In terms of Total Depravity, the Calvinist says that the solution to man’s depraved nature is divine intervention. Arminians couldn’t agree more! It’s how God intervenes, that separates Calvinists from Arminians. Does God’s intervention include full blown regeneration, with the indwelling of the Holy Spirit? Or, does God reserve full blown regeneration for the believer in Christ? Based upon Eph. 1:13, I contend for the latter, but I don’t doubt that a Calvinist can provide their own slant on that verse, as even Calvin himself had, by imagining a two-fold application of the Holy Spirit. So if God does not intervene with full blown regeneration, how else could He possibly bring the unregenerate, dead rebel sinner to a place where they are able to receive His free gift of grace? How, exactly, does Prevenient Grace work? I like how Paul described it at Acts 26:14. Now, before Calvinists say that it is 100%, absolutely impossible for God to be able to bring an unregenerate, dead rebel sinner to a point where they can receive His free gift of grace, they ought to consider something that John Calvin suggested. Calvin postulated how some people can live a life of thinking that they are one of the exclusive, Calvinistically elect, when yet they would later go on to fall away from the faith, and prove that they were not one of the Calvinistically elect after all. Here is what Calvin reasons:
John Calvin explains: “Let no one think that those [who] fall away...were of the predestined, called according to the purpose and truly sons of the promise. For those who appear to live piously may be called sons of God; but since they will eventually live impiously and die in that impiety, God does call them sons in His foreknowledge. There are sons of God who do not yet appear so to us, but now do so to God; and there are those who, on account of some arrogated or temporal grace, are called so by us, but are not so to God.” (Concerning the Eternal Predestination of God, p.66, emphasis mine)

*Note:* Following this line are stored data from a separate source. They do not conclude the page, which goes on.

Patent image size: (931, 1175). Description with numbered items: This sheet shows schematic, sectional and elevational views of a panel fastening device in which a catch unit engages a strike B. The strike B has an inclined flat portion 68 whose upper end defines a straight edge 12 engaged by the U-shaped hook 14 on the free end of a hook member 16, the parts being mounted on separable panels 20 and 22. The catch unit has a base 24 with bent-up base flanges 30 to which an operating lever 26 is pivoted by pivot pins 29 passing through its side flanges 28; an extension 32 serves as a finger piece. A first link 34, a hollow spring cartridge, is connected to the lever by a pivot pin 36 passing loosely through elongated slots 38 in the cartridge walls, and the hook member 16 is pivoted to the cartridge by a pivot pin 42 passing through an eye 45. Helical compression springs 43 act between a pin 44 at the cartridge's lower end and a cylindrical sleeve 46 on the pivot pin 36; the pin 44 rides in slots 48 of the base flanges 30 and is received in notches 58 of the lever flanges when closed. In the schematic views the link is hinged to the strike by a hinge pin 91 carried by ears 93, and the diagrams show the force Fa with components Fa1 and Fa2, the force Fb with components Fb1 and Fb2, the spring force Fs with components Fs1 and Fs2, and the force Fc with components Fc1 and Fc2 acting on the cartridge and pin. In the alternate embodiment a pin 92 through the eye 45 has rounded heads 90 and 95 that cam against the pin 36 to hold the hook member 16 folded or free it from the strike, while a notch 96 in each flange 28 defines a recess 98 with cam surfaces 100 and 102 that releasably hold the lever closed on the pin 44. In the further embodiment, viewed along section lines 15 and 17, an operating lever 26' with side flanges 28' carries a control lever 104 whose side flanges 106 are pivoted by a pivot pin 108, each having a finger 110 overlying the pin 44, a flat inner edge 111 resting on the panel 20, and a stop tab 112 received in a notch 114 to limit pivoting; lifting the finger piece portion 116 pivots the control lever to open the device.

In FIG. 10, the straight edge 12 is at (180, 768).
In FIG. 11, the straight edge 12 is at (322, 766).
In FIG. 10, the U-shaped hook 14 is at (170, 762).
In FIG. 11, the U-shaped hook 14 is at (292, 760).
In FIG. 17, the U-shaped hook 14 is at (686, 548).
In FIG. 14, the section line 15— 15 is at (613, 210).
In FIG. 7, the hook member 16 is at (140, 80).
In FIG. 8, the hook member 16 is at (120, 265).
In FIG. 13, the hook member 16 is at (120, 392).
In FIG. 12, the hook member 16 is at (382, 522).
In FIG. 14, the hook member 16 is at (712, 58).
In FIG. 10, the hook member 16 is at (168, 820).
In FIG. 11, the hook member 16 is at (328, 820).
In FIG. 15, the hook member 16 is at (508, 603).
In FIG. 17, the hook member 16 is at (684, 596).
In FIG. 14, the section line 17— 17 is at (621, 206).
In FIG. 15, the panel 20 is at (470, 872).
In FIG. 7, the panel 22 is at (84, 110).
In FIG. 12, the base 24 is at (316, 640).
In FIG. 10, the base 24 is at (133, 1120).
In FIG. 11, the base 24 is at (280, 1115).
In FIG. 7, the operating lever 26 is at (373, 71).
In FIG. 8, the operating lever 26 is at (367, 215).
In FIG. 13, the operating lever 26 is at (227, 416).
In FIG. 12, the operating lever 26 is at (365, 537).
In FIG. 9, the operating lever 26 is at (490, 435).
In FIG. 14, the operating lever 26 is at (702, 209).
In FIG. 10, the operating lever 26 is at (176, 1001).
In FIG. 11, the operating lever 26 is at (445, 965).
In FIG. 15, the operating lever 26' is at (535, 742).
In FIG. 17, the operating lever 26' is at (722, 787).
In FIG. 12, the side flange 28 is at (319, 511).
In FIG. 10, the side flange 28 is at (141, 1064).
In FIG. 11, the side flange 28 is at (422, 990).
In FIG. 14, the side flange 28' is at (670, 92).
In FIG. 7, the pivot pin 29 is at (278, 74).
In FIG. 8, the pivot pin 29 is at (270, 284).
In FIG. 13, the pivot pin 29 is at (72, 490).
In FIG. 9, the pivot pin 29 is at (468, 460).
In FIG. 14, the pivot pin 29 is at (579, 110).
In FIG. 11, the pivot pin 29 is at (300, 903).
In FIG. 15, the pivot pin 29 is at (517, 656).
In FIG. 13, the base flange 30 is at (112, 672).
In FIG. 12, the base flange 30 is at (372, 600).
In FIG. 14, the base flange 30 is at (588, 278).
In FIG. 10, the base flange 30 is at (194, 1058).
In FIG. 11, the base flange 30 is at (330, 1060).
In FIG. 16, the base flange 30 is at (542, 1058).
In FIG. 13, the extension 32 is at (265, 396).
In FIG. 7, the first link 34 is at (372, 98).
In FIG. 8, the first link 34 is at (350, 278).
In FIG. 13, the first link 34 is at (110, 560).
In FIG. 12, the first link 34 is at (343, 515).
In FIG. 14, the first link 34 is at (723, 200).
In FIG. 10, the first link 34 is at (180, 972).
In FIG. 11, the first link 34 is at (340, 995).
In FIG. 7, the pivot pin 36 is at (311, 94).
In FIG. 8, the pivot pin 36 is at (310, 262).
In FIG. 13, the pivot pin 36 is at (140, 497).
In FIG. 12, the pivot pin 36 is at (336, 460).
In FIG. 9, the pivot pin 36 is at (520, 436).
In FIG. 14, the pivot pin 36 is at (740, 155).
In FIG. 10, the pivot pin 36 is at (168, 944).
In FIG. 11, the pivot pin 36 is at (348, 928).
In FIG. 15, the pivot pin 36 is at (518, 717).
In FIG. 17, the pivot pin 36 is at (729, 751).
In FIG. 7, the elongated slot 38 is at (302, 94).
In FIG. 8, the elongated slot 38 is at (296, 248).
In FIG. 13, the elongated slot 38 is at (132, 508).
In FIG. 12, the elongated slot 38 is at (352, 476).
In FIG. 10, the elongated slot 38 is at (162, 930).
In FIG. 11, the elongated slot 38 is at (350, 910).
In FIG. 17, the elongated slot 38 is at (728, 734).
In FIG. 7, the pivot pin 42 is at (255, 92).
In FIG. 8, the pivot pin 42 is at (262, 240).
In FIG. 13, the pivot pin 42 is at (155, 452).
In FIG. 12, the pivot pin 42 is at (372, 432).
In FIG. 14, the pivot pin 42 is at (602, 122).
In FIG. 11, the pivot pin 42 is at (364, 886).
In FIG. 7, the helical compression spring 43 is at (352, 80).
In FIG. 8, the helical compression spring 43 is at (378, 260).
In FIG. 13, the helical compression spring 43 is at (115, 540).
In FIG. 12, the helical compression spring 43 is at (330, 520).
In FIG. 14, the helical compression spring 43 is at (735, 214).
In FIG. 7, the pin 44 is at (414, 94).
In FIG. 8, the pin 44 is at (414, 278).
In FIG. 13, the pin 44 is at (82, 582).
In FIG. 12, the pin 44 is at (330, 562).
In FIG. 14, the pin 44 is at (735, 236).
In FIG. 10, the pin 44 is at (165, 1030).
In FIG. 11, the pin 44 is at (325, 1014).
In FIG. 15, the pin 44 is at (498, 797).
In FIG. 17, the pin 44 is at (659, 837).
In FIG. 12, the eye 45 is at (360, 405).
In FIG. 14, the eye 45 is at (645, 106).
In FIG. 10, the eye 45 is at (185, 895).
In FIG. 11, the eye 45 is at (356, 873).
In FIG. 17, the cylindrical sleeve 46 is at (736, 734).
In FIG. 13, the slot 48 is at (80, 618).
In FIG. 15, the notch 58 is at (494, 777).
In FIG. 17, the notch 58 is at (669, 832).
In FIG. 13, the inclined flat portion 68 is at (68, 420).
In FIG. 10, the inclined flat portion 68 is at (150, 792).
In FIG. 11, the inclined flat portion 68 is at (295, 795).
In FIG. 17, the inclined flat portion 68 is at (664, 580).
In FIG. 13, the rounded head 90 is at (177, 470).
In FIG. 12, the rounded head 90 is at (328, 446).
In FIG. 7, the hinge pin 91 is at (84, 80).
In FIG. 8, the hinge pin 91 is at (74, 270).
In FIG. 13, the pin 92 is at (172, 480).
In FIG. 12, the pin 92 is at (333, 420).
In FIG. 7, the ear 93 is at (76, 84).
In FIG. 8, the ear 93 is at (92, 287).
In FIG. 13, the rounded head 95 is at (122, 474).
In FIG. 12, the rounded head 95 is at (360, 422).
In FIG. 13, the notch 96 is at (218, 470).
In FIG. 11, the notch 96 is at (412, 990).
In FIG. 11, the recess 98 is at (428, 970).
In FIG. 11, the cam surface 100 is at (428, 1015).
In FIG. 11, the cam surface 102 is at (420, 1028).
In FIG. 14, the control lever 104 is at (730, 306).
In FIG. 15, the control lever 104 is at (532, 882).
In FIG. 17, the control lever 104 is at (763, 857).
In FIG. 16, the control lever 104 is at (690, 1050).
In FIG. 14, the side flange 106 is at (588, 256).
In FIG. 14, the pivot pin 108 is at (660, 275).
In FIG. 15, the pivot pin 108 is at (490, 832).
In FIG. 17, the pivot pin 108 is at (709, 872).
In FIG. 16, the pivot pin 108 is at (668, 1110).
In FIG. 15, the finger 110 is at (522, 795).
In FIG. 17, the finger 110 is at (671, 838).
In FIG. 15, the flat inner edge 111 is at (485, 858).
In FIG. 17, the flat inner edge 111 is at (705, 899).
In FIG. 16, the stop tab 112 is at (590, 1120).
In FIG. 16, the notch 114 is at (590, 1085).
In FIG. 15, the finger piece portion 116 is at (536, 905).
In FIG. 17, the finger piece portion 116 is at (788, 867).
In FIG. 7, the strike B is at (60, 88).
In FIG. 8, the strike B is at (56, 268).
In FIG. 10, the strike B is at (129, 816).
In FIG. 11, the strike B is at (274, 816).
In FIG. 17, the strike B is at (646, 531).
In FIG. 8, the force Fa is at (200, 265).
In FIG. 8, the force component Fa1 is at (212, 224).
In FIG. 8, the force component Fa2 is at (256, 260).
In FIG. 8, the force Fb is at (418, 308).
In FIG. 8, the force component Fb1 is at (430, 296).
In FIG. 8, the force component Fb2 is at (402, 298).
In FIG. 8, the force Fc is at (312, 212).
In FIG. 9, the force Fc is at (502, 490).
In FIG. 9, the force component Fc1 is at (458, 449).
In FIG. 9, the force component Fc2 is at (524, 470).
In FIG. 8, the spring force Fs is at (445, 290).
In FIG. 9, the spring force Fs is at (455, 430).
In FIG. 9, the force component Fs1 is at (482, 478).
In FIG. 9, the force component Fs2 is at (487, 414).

What kind of grace was that again? That arrogated grace sounds like a non-regenerative, Prevenient Grace? No?
Calvin adds: “Yet sometimes he also causes those whom he illumines only for a time to partake of it; then he justly forsakes them on account of their ungratefulness and strikes them with even greater blindness.” (Institutes of Christian Religion, 3.24.8, emphasis mine)
“Illumes only for a time.” What kind of arrogated illumination is that? That sounds a lot like Prevenient Grace. Surely it’s not regeneration, since regeneration and the Indwelling of the Holy Spirit is apparently reserved only for the Calvinistically elect. So is John Calvin showing that an unregenerate, dead rebel sinner can be illumed with an arrogated grace which allows him, for a time, to overcome Total Depravity? So even though they suffer from Total Depravity, by God’s power, and without full blown regeneration, God has the power to breach their Total Depravity, and bring them to a place of illumination.
So what if God should “illume” someone with such an “arrogated grace” so that a person could be brought to the point where they are able to receive Christ’s free gift of grace, and thus as a converted believer, receive the regeneration and indwelling that is alone reserved in Christ, as Arminianism proposes? Ultimately, it seems like John Calvin has opened up a logical door to Arminian, Prevenient Grace. No? To me, it looks that John Calvin has proposed a way in which God could breach an unregenerate, dead rebel sinner's Total Depravity, through an arrogated illumination.